The right thus finds itself at an impasse. Howard’s dream of the Liberals as a ‘broad church’ able to unite ‘both economic liberalism and social conservatism’ was always a fantasy. As the state of the State of Victoria has shown, a ‘double-dose’ of social and economic liberalism that emaciates social capital, erodes the birth-rate, and is reliant on immigration for economic growth destroys the possibility of any type of a healthy and socially conservative society. 

This is a truth occasionally acknowledged by the federal Liberal Party as it confronts this dissonance by making cosmetic changes to the social fabric (such as Prime Minister Scott Morrison’s recent change to the National Anthem) whilst continuing full-steam ahead with the demographic and economic changes that have made themselves and their party electorally vulnerable and increasingly irrelevant.

Indeed, the larger effects brought about by these demographic changes may now be so deeply baked into the electoral cake that right-of-centre parties — particularly socially-conservative one (rather than economically laissez-faire) — are consigned to eternal political oblivion.

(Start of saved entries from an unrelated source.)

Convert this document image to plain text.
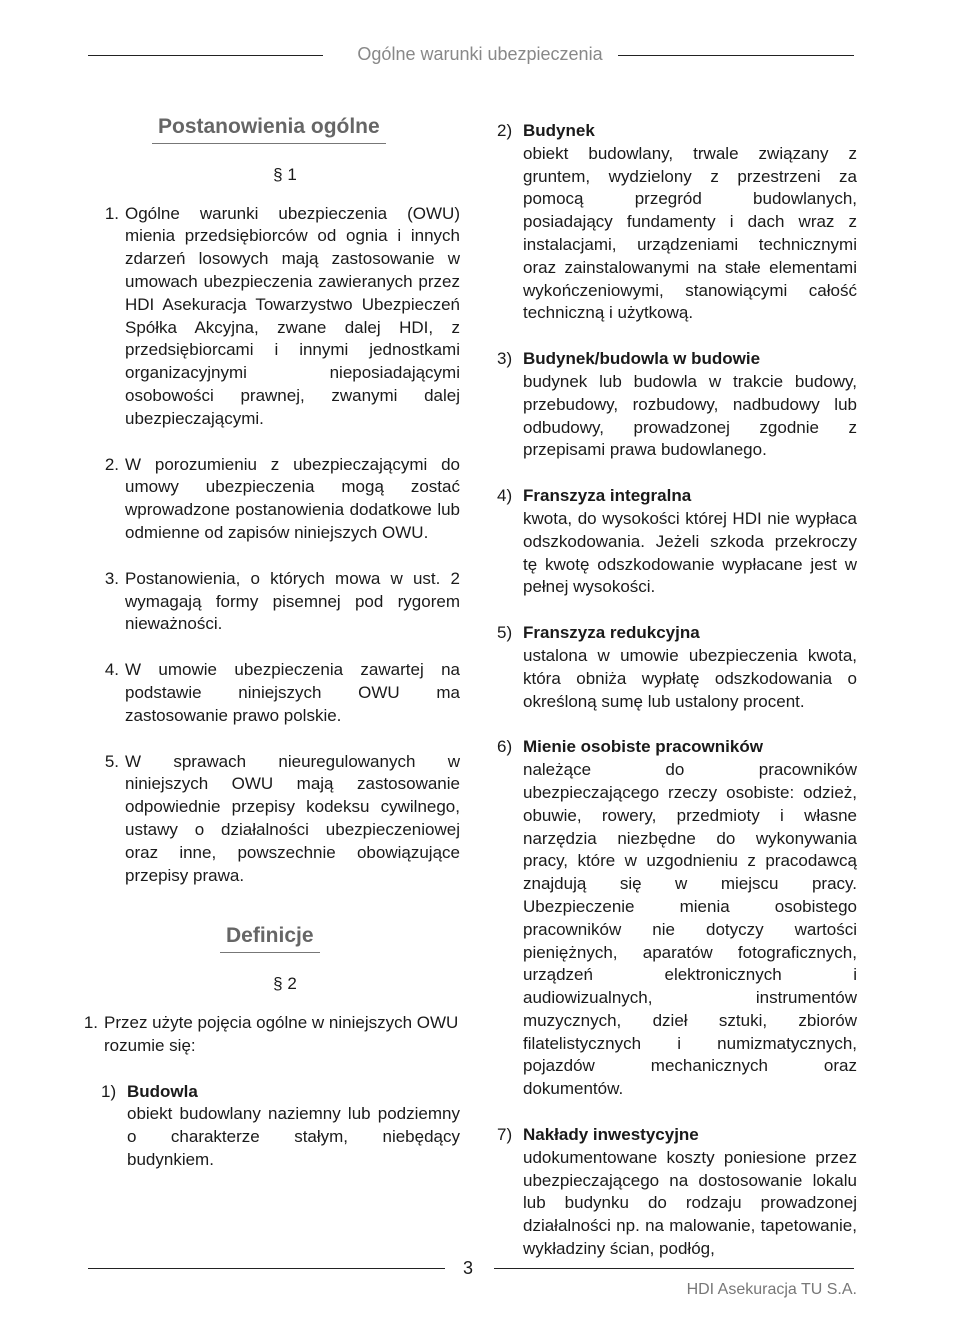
Ogólne warunki ubezpieczenia
Postanowienia ogólne
§ 1
1. Ogólne warunki ubezpieczenia (OWU) mienia przedsiębiorców od ognia i innych zdarzeń losowych mają zastosowanie w umowach ubezpieczenia zawieranych przez HDI Asekuracja Towarzystwo Ubezpieczeń Spółka Akcyjna, zwane dalej HDI, z przedsiębiorcami i innymi jednostkami organizacyjnymi nieposiadającymi osobowości prawnej, zwanymi dalej ubezpieczającymi.
2. W porozumieniu z ubezpieczającymi do umowy ubezpieczenia mogą zostać wprowadzone postanowienia dodatkowe lub odmienne od zapisów niniejszych OWU.
3. Postanowienia, o których mowa w ust. 2 wymagają formy pisemnej pod rygorem nieważności.
4. W umowie ubezpieczenia zawartej na podstawie niniejszych OWU ma zastosowanie prawo polskie.
5. W sprawach nieuregulowanych w niniejszych OWU mają zastosowanie odpowiednie przepisy kodeksu cywilnego, ustawy o działalności ubezpieczeniowej oraz inne, powszechnie obowiązujące przepisy prawa.
Definicje
§ 2
1. Przez użyte pojęcia ogólne w niniejszych OWU rozumie się:
1) Budowla
obiekt budowlany naziemny lub podziemny o charakterze stałym, niebędący budynkiem.
2) Budynek
obiekt budowlany, trwale związany z gruntem, wydzielony z przestrzeni za pomocą przegród budowlanych, posiadający fundamenty i dach wraz z instalacjami, urządzeniami technicznymi oraz zainstalowanymi na stałe elementami wykończeniowymi, stanowiącymi całość techniczną i użytkową.
3) Budynek/budowla w budowie
budynek lub budowla w trakcie budowy, przebudowy, rozbudowy, nadbudowy lub odbudowy, prowadzonej zgodnie z przepisami prawa budowlanego.
4) Franszyza integralna
kwota, do wysokości której HDI nie wypłaca odszkodowania. Jeżeli szkoda przekroczy tę kwotę odszkodowanie wypłacane jest w pełnej wysokości.
5) Franszyza redukcyjna
ustalona w umowie ubezpieczenia kwota, która obniża wypłatę odszkodowania o określoną sumę lub ustalony procent.
6) Mienie osobiste pracowników
należące do pracowników ubezpieczającego rzeczy osobiste: odzież, obuwie, rowery, przedmioty i własne narzędzia niezbędne do wykonywania pracy, które w uzgodnieniu z pracodawcą znajdują się w miejscu pracy. Ubezpieczenie mienia osobistego pracowników nie dotyczy wartości pieniężnych, aparatów fotograficznych, urządzeń elektronicznych i audiowizualnych, instrumentów muzycznych, dzieł sztuki, zbiorów filatelistycznych i numizmatycznych, pojazdów mechanicznych oraz dokumentów.
7) Nakłady inwestycyjne
udokumentowane koszty poniesione przez ubezpieczającego na dostosowanie lokalu lub budynku do rodzaju prowadzonej działalności np. na malowanie, tapetowanie, wykładziny ścian, podłóg,
3
HDI Asekuracja TU S.A.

Yet, given the right’s role in bringing about its own demise by prioritising the short-term and short-sighted economic impetus of mass-immigration over any broader, longer-term notions of the national good, it’s hard to feel much sympathy even while dreading the consequences. As Victoria’s latest hotel quarantine debacle has shown, the right are now merely spectators: watching with grim bemusement and flashes of public anger as debacle becomes disaster and a state lurches from one crisis to the inevitable next.